Sunday, September 25, 2016

Fashion Polices AI

As I worked my way through Vogue's September issue, 800 pages featuring clothes global designers see us wearing in the coming months, you can imagine how surprised I was to find an article about artificial intelligence (AI).

     It seems Kate Darling, who studied law in Basel, Switzerland, and now works at MIT, develops robot ethics based on findings from experiments involving the way people and robots with AI that think on their own relate to each other. She began thinking about the way human beings design, use, and treat machines with AI after she bought a small, intelligent robot dinosaur ten years ago. When someone held her dinosaur upside down by its tail, and she heard its tilt sensor causing it to squirm and cry, she'd tell the culprit to put the dinosaur down, and she found herself petting it until it stopped crying.
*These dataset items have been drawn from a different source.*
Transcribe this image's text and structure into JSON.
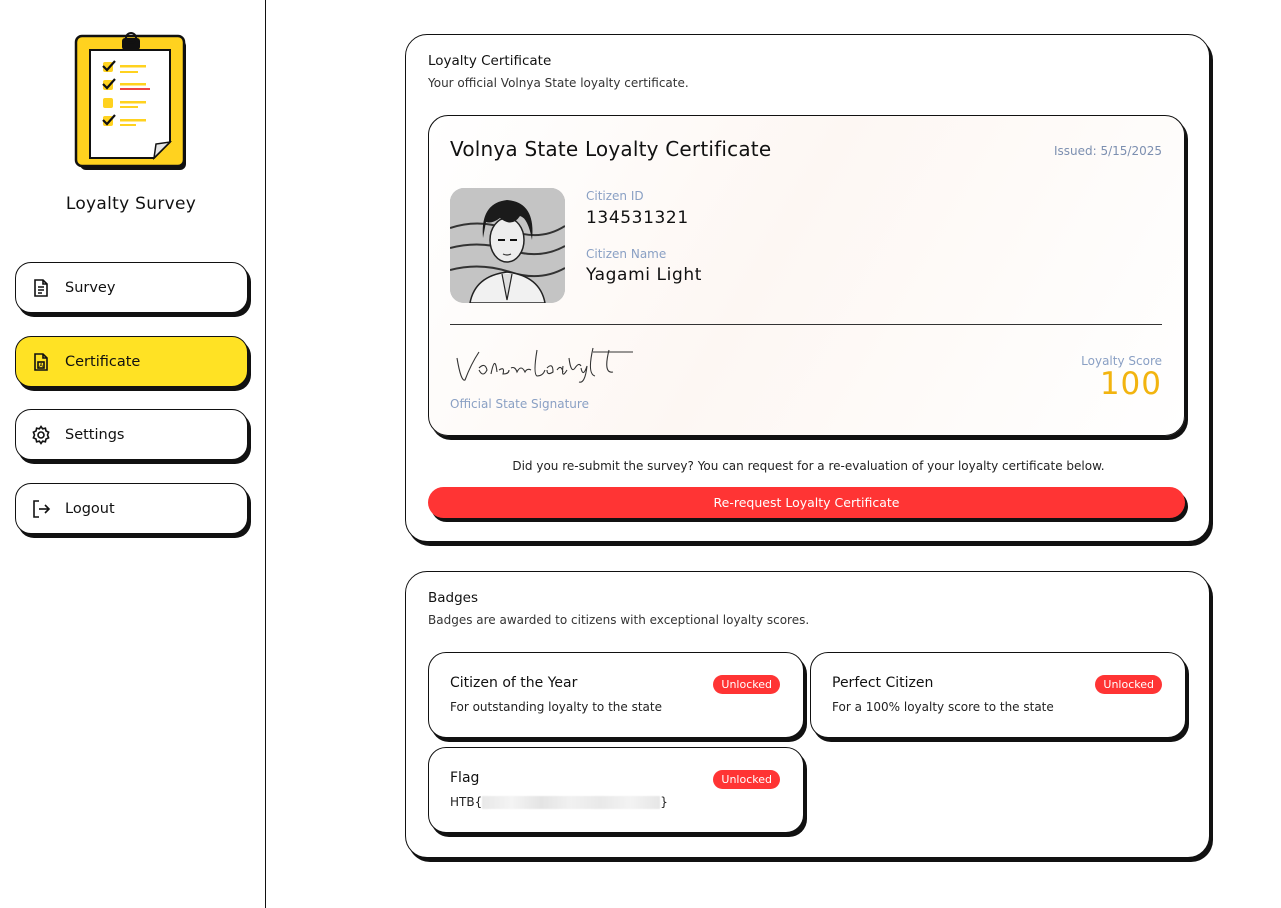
{
  "sidebar": {
    "app_title": "Loyalty Survey",
    "items": [
      {
        "label": "Survey",
        "icon": "document-icon",
        "active": false
      },
      {
        "label": "Certificate",
        "icon": "certificate-icon",
        "active": true
      },
      {
        "label": "Settings",
        "icon": "gear-icon",
        "active": false
      },
      {
        "label": "Logout",
        "icon": "logout-icon",
        "active": false
      }
    ]
  },
  "certificate_section": {
    "title": "Loyalty Certificate",
    "subtitle": "Your official Volnya State loyalty certificate.",
    "certificate": {
      "title": "Volnya State Loyalty Certificate",
      "issued": "Issued: 5/15/2025",
      "citizen_id_label": "Citizen ID",
      "citizen_id": "134531321",
      "citizen_name_label": "Citizen Name",
      "citizen_name": "Yagami Light",
      "signature_label": "Official State Signature",
      "score_label": "Loyalty Score",
      "score": "100"
    },
    "resubmit_note": "Did you re-submit the survey? You can request for a re-evaluation of your loyalty certificate below.",
    "rerequest_button": "Re-request Loyalty Certificate"
  },
  "badges_section": {
    "title": "Badges",
    "subtitle": "Badges are awarded to citizens with exceptional loyalty scores.",
    "badges": [
      {
        "title": "Citizen of the Year",
        "description": "For outstanding loyalty to the state",
        "status": "Unlocked"
      },
      {
        "title": "Perfect Citizen",
        "description": "For a 100% loyalty score to the state",
        "status": "Unlocked"
      },
      {
        "title": "Flag",
        "description_prefix": "HTB{",
        "description_suffix": "}",
        "status": "Unlocked"
      }
    ]
  },
  "colors": {
    "accent_yellow": "#ffe224",
    "danger_red": "#ff3434",
    "score_gold": "#f2b40f",
    "label_blue": "#8aa0c4"
  }
}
     Now, Darling deals with questions that are philosophical as well as technical concerning:

  • Privacy, if sensors in things (the Internet of things") can spy on us
  • Surgery performed by robots
  • Companions for vulnerable elderly populations
  • How robots with AI will affect the labor market, since they do things like make complicated cocktails and teach
  • Autonomous weapon systems
  • Choices made by driverless cars faced with killing passengers or pedestrians
  • Ways robots can motivate and manipulate people--What can toys cause kids to do? Can robocalls influence people to vote a certain way or buy a certain product?
     Darling sees a need for legal protections for robots, if violence against robots (just as violence against animals) can lead humans to be violent toward each other. Her experiments show humans treat robots as if they were alive, not as if they were toasters or other kitchen appliances. What does it say, if someone is unable to empathize with a machine? Or can violence toward a machine be a healthy outlet for someone who otherwise would be violent toward a person.

     What about a robot's look and speech?  Years ago Japanese research showed robots that look too human can inspire fear or revulsion. Humans like the look of little, soft, and cute new robot characters. Some social robots are learning to understand and even use humor and sarcasm as well as regular expressions. Siri is said to have helped an autistic boy who developed a relationship with her to interact with real people. But impolite robots also might have a negative influence on behavior.

     Since AI technology can be used for good or bad, robot ethics is a very cutting-edge, fashionable field of study all over the world these days.